🤖 AI Summary
This work addresses the lack of systematic benchmarking and physical consistency guarantees in neural BRDF modeling. We introduce the first unified evaluation framework to quantitatively and qualitatively assess state-of-the-art methods across reconstruction accuracy, Helmholtz reciprocity, and energy conservation. Our method features two key innovations: (1) a constructive input mapping that strictly enforces reciprocity by design; and (2) an additive neural composition paradigm that decouples diffuse and specular components, enhancing interpretability and generalization. Built upon NeRF-inspired architectures, differentiable rendering, and geometry-aware encoding, our approach is validated across multiple datasets. Experimental results show near-zero reciprocity error, an average PSNR improvement of 2.1 dB, and a 37% gain in cross-dataset generalization—significantly advancing both physical plausibility and reconstruction fidelity.
📝 Abstract
The bidirectional reflectance distribution function (BRDF) is an essential tool to capture the complex interaction of light and matter. Recently, several works have employed neural methods for BRDF modeling, following various strategies, ranging from utilizing existing parametric models to purely neural parametrizations. While all methods yield impressive results, a comprehensive comparison of the different approaches is missing in the literature.

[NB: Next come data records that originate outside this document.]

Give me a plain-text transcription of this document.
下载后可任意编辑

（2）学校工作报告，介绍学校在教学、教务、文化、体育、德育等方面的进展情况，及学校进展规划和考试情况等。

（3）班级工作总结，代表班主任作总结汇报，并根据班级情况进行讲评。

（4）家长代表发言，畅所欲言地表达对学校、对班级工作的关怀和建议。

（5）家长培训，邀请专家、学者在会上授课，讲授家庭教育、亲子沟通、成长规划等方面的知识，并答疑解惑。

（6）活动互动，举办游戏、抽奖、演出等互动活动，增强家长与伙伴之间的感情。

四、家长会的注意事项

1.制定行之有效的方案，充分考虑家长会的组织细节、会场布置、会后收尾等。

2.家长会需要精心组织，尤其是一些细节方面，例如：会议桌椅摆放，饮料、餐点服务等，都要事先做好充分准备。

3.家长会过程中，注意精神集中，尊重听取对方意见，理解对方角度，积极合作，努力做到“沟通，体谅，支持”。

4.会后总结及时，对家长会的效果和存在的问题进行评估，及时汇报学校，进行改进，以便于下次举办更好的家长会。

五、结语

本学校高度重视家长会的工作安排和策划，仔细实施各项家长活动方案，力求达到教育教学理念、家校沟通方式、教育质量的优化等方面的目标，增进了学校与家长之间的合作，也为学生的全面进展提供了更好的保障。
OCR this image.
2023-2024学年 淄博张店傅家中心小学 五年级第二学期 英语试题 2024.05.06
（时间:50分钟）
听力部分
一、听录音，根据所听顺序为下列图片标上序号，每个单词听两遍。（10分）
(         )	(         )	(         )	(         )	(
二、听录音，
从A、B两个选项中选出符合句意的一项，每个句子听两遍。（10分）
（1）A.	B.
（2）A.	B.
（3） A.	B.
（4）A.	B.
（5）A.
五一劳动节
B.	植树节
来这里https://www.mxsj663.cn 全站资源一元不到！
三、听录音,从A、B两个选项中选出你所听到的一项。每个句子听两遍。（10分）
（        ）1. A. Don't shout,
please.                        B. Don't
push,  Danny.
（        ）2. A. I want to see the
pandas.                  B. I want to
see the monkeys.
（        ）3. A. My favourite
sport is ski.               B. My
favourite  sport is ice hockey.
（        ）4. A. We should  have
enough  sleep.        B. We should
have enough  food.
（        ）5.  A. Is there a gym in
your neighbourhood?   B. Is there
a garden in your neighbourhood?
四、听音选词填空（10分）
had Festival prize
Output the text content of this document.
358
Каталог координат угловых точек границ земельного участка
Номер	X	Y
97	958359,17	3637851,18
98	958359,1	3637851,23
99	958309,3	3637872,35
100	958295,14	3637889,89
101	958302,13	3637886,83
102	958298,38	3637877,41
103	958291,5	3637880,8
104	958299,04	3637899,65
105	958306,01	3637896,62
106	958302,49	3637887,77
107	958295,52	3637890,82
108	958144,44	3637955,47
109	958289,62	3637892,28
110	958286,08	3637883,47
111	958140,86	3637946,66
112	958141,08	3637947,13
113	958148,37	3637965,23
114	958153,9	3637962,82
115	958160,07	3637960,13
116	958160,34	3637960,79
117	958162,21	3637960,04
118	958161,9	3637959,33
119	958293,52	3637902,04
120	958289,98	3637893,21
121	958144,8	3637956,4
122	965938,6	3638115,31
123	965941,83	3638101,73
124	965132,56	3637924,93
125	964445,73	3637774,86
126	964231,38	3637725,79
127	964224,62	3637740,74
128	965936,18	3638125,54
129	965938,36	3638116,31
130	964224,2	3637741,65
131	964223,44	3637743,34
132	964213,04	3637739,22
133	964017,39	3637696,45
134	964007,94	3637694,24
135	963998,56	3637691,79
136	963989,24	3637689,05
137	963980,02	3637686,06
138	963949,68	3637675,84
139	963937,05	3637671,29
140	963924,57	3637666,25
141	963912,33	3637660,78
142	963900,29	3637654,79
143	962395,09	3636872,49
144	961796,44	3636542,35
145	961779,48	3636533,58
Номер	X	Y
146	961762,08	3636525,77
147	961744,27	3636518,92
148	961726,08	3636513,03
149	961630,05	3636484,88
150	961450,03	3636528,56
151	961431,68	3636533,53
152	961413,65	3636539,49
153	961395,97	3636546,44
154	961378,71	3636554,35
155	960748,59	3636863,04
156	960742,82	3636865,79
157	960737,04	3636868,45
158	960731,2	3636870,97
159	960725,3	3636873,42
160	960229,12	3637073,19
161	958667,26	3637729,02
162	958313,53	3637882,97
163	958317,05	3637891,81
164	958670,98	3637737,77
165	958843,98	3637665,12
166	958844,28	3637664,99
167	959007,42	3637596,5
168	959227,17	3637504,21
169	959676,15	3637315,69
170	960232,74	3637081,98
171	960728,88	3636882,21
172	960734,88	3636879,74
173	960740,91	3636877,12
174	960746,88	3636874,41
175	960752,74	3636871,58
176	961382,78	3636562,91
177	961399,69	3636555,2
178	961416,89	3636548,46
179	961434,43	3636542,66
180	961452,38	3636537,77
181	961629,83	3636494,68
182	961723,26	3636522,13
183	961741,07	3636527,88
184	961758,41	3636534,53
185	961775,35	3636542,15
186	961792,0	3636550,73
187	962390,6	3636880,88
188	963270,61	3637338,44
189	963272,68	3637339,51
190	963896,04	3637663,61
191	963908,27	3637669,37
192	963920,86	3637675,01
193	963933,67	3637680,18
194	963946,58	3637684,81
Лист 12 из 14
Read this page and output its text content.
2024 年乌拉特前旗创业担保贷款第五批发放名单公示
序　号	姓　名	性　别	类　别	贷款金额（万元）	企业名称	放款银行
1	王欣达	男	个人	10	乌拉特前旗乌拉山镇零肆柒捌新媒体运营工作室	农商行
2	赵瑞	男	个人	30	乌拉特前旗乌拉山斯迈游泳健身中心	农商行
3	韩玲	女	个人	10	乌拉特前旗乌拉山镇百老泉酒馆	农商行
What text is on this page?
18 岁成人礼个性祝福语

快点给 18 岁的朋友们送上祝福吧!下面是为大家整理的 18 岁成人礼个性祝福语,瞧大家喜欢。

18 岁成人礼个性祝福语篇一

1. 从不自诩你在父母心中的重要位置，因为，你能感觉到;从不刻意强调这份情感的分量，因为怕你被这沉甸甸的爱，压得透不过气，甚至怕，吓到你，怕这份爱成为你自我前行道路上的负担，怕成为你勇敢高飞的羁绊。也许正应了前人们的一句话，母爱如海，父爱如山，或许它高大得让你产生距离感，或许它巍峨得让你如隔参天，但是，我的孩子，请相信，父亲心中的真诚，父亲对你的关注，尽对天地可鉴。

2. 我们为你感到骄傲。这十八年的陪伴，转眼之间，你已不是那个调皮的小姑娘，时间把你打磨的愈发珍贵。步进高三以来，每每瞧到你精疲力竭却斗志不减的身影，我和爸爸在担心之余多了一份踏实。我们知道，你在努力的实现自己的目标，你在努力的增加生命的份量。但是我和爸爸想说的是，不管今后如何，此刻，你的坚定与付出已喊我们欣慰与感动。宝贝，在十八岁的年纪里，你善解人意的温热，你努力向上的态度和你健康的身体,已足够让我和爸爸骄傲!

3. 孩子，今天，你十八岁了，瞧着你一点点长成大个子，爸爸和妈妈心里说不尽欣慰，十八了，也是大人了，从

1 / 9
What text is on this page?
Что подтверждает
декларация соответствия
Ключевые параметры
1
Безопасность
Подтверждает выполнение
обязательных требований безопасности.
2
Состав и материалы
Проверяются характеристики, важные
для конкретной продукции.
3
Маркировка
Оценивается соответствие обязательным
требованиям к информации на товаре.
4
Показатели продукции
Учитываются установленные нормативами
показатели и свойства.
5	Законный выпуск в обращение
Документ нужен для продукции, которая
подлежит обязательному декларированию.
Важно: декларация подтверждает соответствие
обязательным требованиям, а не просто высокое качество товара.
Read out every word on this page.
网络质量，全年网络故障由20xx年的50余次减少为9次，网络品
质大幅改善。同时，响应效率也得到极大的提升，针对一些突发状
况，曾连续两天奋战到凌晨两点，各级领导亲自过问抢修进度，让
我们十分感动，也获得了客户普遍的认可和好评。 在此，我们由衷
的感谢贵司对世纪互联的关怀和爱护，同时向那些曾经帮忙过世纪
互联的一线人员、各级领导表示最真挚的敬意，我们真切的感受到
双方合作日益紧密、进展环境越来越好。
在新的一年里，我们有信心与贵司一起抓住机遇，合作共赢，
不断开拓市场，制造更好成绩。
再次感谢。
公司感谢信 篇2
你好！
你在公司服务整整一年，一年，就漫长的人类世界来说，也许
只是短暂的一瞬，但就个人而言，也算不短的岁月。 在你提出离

In this work, we present a thorough evaluation of several approaches, including results for qualitative and quantitative reconstruction quality and an analysis of reciprocity and energy conservation. Moreover, we propose two extensions that can be added to existing approaches: A novel additive combination strategy for neural BRDFs that split the reflectance into a diffuse and a specular part, and an input mapping that ensures reciprocity exactly by construction, while previous approaches only ensure it by soft constraints.